Olá, seres que respiram. Como vai?


    
        Abrir mão. Apenas, deixar para lá. Deixar o que não deveria ser deixado, mesmo assim, esquecer. Ou fingir o melhor que pudermos que aquilo foi esquecido. E é simplesmente difícil, não é? Repetir mil vezes histericamente até que sua mente e seu coração entendam que não deveria ser, não era para ser. Mas foi... E foi bom, não é? Oh, céus. Como foi bom... E ainda é bom. Mas não o suficiente para ainda insistir, continuar. Então temos que deixar, apagar da nossa mente todos os minúsculos motivos que fizeram a gente abrir exceções e perdoar o que não tinha perdão. Ignorar o quanto aquilo magoou, por causa dos motivos. E estes minúsculos motivos são mais difíceis de serem superados e deixados de lado do que os grandes e românticos motivos. Afinal foi estes pequenos motivos, aqueles que ninguém presenciou, sem plateia e que é contado em voz alta para os amigos em um bar com as bochechas coradas de felicidade. Ou saudade, Autora. Amigos dos quais não entendem o porquê de você ainda estar perdoando e dando muro em ponta de faca. Mas você sabe, e sabe melhor que ninguém que se abrir mão... Mesmo que ganhe muitas coisas boas no futuro. Mesmo assim, ainda estará perdendo.
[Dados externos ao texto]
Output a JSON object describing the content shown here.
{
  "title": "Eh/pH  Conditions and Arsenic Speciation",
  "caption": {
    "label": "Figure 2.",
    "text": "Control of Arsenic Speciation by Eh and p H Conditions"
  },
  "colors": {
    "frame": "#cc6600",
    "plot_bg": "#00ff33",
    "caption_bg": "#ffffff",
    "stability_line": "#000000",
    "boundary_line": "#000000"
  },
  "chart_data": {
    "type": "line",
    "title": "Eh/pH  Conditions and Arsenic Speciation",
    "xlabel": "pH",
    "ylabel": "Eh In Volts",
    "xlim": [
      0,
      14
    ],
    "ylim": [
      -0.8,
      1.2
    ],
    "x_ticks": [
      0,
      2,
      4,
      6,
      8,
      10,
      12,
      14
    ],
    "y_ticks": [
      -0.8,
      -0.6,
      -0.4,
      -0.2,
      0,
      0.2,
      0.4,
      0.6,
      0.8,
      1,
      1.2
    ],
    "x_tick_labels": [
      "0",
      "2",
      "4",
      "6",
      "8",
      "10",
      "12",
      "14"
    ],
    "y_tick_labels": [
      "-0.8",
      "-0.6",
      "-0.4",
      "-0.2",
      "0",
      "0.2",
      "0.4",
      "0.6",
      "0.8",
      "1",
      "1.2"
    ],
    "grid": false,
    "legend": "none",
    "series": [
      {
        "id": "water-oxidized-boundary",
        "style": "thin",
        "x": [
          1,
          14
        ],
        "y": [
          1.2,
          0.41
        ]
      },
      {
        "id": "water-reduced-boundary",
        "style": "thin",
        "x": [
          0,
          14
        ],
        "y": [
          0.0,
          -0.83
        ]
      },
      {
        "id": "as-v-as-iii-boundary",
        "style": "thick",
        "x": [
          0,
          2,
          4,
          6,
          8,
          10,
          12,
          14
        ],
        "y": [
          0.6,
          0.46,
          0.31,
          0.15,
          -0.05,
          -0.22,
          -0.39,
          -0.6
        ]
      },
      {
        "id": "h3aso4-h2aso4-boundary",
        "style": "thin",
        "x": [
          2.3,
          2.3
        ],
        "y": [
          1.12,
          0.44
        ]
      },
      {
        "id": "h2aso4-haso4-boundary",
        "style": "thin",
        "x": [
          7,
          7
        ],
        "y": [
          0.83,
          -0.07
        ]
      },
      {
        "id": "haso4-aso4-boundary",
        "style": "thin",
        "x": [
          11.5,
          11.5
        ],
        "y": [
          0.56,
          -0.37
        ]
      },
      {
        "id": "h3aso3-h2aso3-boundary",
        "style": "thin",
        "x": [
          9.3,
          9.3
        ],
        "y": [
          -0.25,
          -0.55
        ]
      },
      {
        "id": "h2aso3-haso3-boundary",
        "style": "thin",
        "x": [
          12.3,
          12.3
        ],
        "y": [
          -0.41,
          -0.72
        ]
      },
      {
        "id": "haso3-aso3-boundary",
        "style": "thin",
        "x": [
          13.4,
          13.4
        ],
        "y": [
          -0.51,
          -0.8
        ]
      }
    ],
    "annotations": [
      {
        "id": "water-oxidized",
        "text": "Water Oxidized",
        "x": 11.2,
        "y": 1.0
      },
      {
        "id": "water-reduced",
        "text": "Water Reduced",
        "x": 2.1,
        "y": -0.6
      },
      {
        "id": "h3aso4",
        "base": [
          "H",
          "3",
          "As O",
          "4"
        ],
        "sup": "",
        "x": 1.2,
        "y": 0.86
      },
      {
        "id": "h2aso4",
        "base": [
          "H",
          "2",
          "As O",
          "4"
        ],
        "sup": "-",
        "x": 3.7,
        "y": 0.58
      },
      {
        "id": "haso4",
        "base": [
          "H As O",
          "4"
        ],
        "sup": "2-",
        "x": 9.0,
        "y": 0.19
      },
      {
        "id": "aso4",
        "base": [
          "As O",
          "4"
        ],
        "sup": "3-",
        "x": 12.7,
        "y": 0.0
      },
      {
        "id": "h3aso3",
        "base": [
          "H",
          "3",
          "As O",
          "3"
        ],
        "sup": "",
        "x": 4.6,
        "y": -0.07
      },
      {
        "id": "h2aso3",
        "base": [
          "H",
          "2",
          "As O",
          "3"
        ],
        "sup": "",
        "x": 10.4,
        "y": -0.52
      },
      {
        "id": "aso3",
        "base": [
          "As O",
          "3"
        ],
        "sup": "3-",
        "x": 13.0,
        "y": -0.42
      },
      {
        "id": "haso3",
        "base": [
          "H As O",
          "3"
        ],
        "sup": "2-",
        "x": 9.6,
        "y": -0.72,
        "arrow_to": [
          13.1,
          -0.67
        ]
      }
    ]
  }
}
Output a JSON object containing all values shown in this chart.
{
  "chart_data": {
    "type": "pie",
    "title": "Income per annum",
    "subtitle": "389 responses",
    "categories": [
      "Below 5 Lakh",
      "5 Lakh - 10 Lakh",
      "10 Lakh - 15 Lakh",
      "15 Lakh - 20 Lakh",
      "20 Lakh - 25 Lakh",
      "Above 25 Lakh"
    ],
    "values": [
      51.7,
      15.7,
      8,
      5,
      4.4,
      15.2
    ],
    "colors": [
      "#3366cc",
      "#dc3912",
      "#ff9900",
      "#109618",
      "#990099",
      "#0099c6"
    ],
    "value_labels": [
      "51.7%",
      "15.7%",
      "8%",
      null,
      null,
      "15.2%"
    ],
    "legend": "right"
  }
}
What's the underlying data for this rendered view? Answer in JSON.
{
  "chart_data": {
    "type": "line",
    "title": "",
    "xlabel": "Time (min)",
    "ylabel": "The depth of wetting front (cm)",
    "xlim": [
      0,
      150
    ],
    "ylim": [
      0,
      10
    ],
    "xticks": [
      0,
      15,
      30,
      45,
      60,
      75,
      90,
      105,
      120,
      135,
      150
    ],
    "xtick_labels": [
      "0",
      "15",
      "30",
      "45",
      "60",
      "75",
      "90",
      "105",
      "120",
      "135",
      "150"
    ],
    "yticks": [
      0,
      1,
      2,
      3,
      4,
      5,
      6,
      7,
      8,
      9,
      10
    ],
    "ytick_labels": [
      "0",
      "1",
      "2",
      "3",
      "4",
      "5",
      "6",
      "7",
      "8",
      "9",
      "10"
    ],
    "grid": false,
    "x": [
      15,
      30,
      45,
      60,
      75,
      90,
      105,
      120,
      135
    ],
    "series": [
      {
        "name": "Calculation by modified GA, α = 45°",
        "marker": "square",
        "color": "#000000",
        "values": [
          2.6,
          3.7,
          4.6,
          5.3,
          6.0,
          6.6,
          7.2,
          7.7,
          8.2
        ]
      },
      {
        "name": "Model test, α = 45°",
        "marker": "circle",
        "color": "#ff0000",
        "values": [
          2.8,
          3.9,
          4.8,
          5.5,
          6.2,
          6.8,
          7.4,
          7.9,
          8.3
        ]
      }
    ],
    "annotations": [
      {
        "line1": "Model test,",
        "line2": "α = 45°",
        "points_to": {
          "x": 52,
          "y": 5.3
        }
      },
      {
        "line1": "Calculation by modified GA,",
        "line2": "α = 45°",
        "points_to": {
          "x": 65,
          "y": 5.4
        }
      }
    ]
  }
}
    Você se apegou, não é?

     Se apegou demais aos pequenos motivos que te fazem ficar, deixando de lado os grandes motivos que te fazem partir. E ele te faz rir tão facilmente, rir de verdade! Aquela risada boa, tranquila. Que você acaba esquecendo a facilidade que te faz chorar também. O jeito que te beija, desejando nunca mais ser beijada por outro alguém. O modo que vive te abraçando, como se quisesse estar colado em você. E você esquece o modo que ele parte facilmente quando brigam. A maneira que as horas voam quando estão junto, e você esquece da maneira que o mundo para quando ele te magoa, eternizando o sofrimento. Mas o olhar dele, Autora. Ele me olha como se não enxergasse mais ninguém. Sim, o olhar que vê no rosto dele quando estão se despedindo. Não dá para questionar, não é? É real. É bom. É apego demais. A facilidade que suas mãos se encaixam, as histórias e piadas internas construídas ao longo da rotina. O carinho nas mensagens trocadas ao longo do dia, as ligações. Principalmente, o modo que ultrapassam barreiras, evoluindo no relacionamento. São coisas pequenas, não é? Eu poderia escrever um livro listando todas essas coisas pequenas que as pessoas não conseguem entender. E você entende, entende tanto... Que não consegue deixar.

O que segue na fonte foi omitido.